Warning: This post contains spoilers for The Hunger Games and The Man in the High Castle.
Continuing my post from a few weeks ago that looked at the role of hope in popular depictions of rebellions, I will focus today on “savior” figures in film and TV that also deal with resistance in oppressive regimes, and consider how they intersect with norms of popular political ideology.
For a civilization saturated with the frameworks of Christianity, it is not surprising that Jesus figures can be found all over Western cultural output. Aslan the Lion, created by the great Christian author C.S. Lewis, is quite clearly and intentionally Jesus – less obviously, so is Harry Potter, who also has to die and be resurrected before saving the magical world of wizards.
The most recent iterations of the savior concept, however, seem framed less by a classical Christian concept of the messiah than the infatuation with individualism that permeates the culture of neoliberalism.
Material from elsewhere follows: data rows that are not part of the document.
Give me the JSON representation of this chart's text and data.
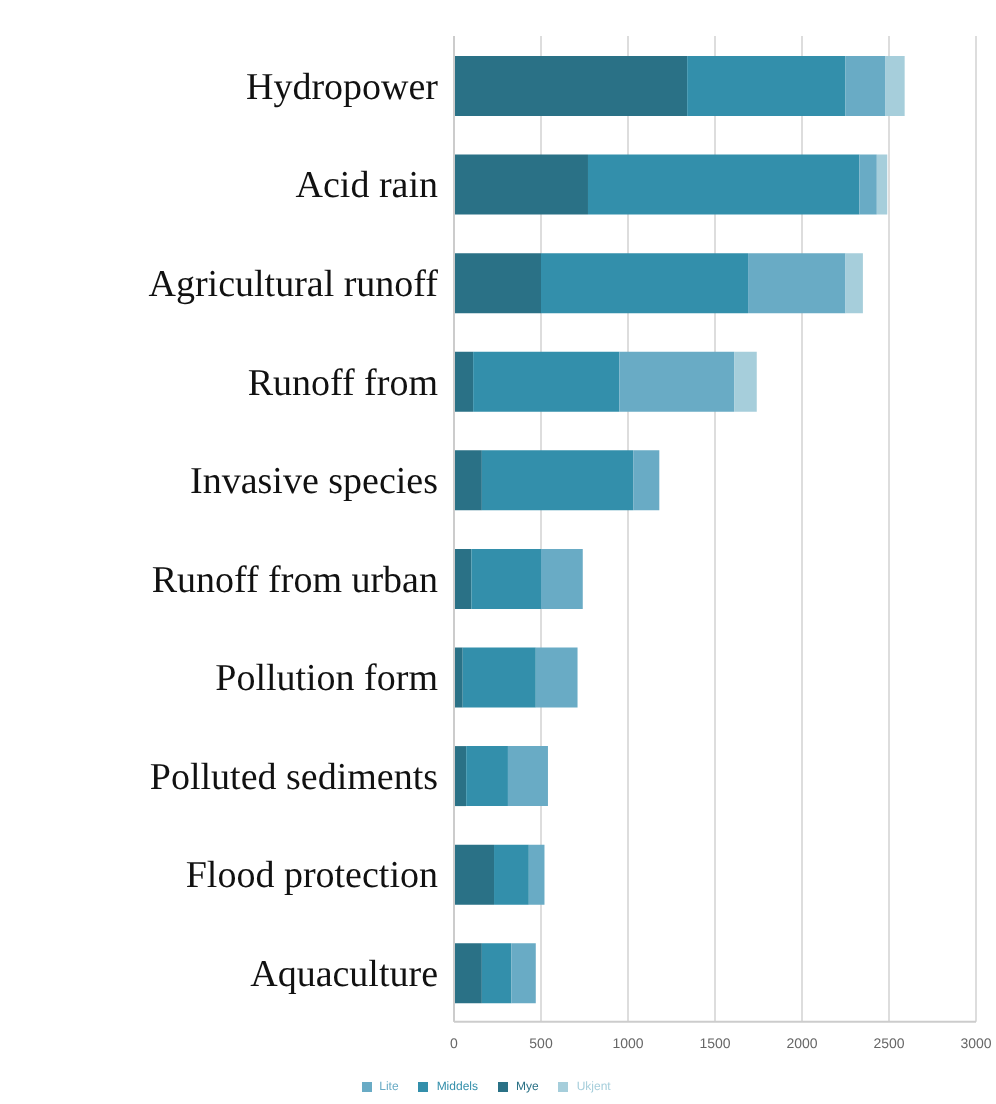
{
  "chart_data": {
    "type": "bar",
    "orientation": "horizontal",
    "stacked": true,
    "categories": [
      "Hydropower",
      "Acid rain",
      "Agricultural runoff",
      "Runoff from",
      "Invasive species",
      "Runoff from urban",
      "Pollution form",
      "Polluted sediments",
      "Flood protection",
      "Aquaculture"
    ],
    "series": [
      {
        "name": "Mye",
        "color": "#2a7186",
        "values": [
          1340,
          770,
          500,
          110,
          160,
          100,
          50,
          70,
          230,
          160
        ]
      },
      {
        "name": "Middels",
        "color": "#338fab",
        "values": [
          910,
          1560,
          1190,
          840,
          870,
          400,
          420,
          240,
          200,
          170
        ]
      },
      {
        "name": "Lite",
        "color": "#69abc5",
        "values": [
          230,
          100,
          560,
          660,
          150,
          240,
          240,
          230,
          90,
          140
        ]
      },
      {
        "name": "Ukjent",
        "color": "#a6cedb",
        "values": [
          110,
          60,
          100,
          130,
          0,
          0,
          0,
          0,
          0,
          0
        ]
      }
    ],
    "xlim": [
      0,
      3000
    ],
    "xticks": [
      0,
      500,
      1000,
      1500,
      2000,
      2500,
      3000
    ],
    "grid": "x",
    "legend": "bottom"
  }
}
Take, to start with, The Hunger Games. The hero and protagonist of the series, Katniss Everdeen, initially sparks the resistance not out of political conviction, but because the desire to protect her sister places her center stage in front of the entire nation. She hates the regime, of course, but her actions are motivated out of personal love and intimate commitment. It is not even until the third film (I have to admit to the usual ignorance of having only seen the movies) that she views coordinated cooperation with others – in this case a spectacularly well-equipped resistance army, considering the level of oppression they are apparently dealing with – as a helpful or simply necessary strategy to reach her end goal of living a normal life.